The performance of the iMarkers. To verify the applicability and potential of our described iMarkers for the first time in robotics, the door frames in Seq-06 were labeled with a prototype of transparent iMarkers. The reconstructed map using the iMarkers is depicted in Figure 6. Given that the sole distinction between iMarkers and conventional printed ArUco markers lies in the detection step, the resulting semantic map remained unaltered. The authors believe this will provide proper room for future investigation on utilizing such iMarkers in their future works.

Execution time and computational cost. As mentioned in Section 4.1, data instances used for evaluation were recorded in 25 fps. Validation results on the dataset showed that the designed system, thanks to its multi-threaded architecture shown in Figure 3, could efficiently handle the computational load and continue performing in real-time at 25 fps. It should be noted that the computational hurdle is not evenly distributed across all the framework modules. For instance, extracting ORB features in the tracking module is performed in real-time, while in parallel, an ArUco marker detector seeks markers in each frame and integrates the detected marker poses into the framework via ROS-based communication. As a module with intensive calculations, local mapping and its underlying optimization processes are triggered periodically based on new KeyFrame detections. However, it operates asynchronously with respect to the tracking module and without directly influencing the frame rate.
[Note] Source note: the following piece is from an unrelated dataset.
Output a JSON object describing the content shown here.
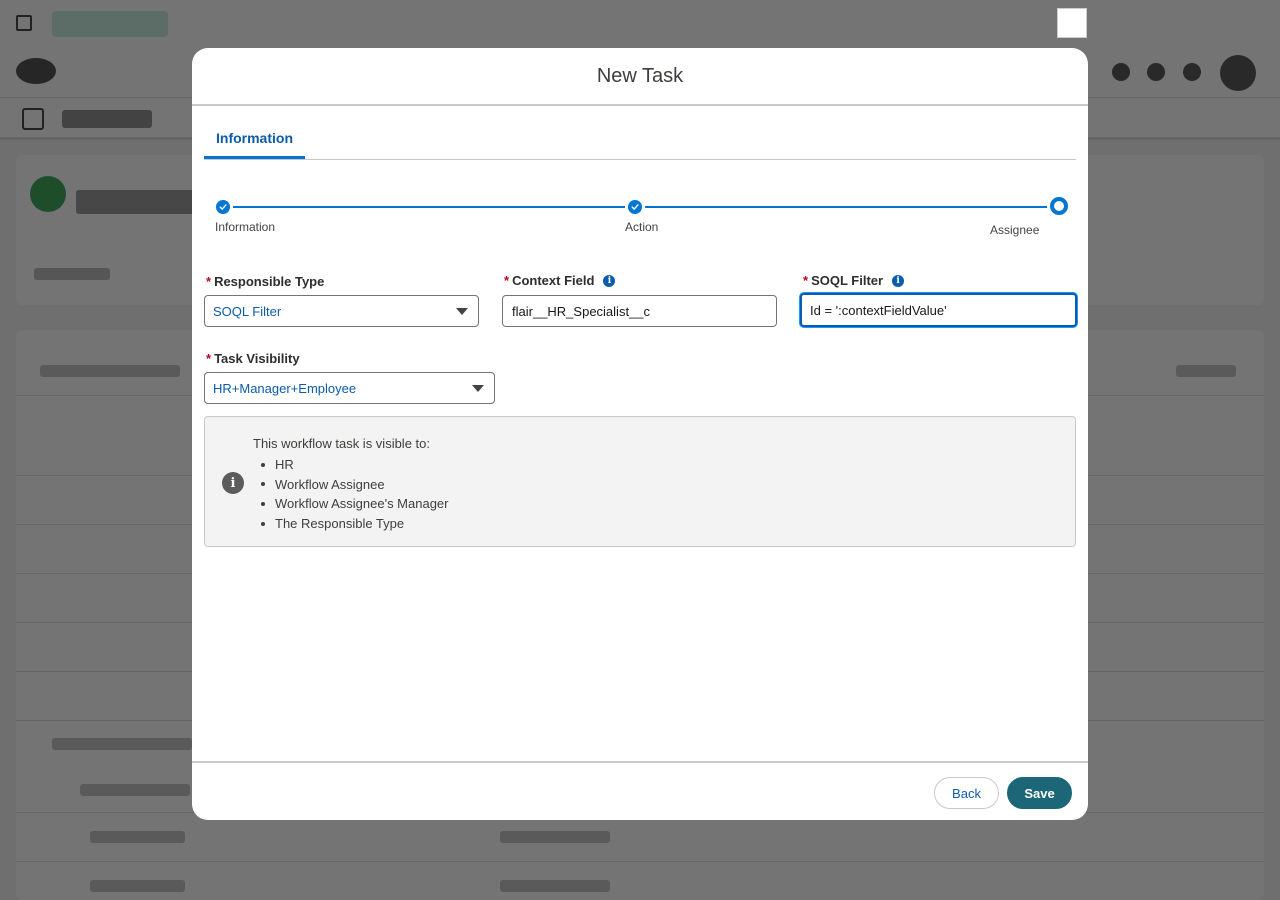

Identifying structural- and higher-level entities and querying the semantic perception dictionary are also not computationally intensive, and require 10–15% of the processing time. Finally, the most computationally demanding modules are loop and map merging and global bundle adjustment, which operate less frequently and asynchronously, triggered only when significant map updates are necessary.

Moreover, in terms of the required processing time, experiments showed that all the evaluated frameworks in Table 2 work in real-time (and almost in real-time) on the utilized computer. In this regard, ORB-SLAM 3.0 functions faster than others, in the range of 33 to 38 milliseconds per frame (ms/frame). The proposed framework requires more time (an average of 46 ms/frame) due to adding new constraints and calculations, but it still guarantees low latency rates during processing. Similar outcomes are obtained for UcoSLAM and its semantic version, with the difference that the baseline is almost 1.4× faster due to less processing overhead. The point to be emphasized here is the trade-off between map richness (and, therefore, supplying improved situational awareness capabilities) and processing time in different applications where a slightly higher processing load is worthwhile acquiring improved functionality.

5. Discussions

Regarding the evaluation results and comparing them with other marker-based state-of-the-art works, the authors would like to highlight the innovative nature of the methodology presented in this paper. The proposed approach employs fiducial markers to enhance map reconstruction and scene representation in a visual SLAM framework by avoiding the significant computational overhead of integrating computer vision and deep learning-based scene understanding modules. By concentrating only on scene elements augmented with fiducial markers, including “quasisemantic structural-level objects” (i.e., walls and doorways) and “calculable higher-level semantic entities” (including corridors and rooms), the framework simplifies the interpretation process to paramount components. This selective scene comprehension enables better digital twin creation and enriched scene graph generation, ultimately producing more informative maps for robotic tasks where situational awareness is crucial. For instance, in a task like navigation or path planning, the proposed framework generates maps with detailed environmental information, including the presence (and, if so, the locations) of walls, doorways, and corridors. This offers a substantial advantage over purely geometric maps created using classic methods like ORB-SLAM 3.0 or UcoSLAM, which may require more semantic depth for a robot performing path planning.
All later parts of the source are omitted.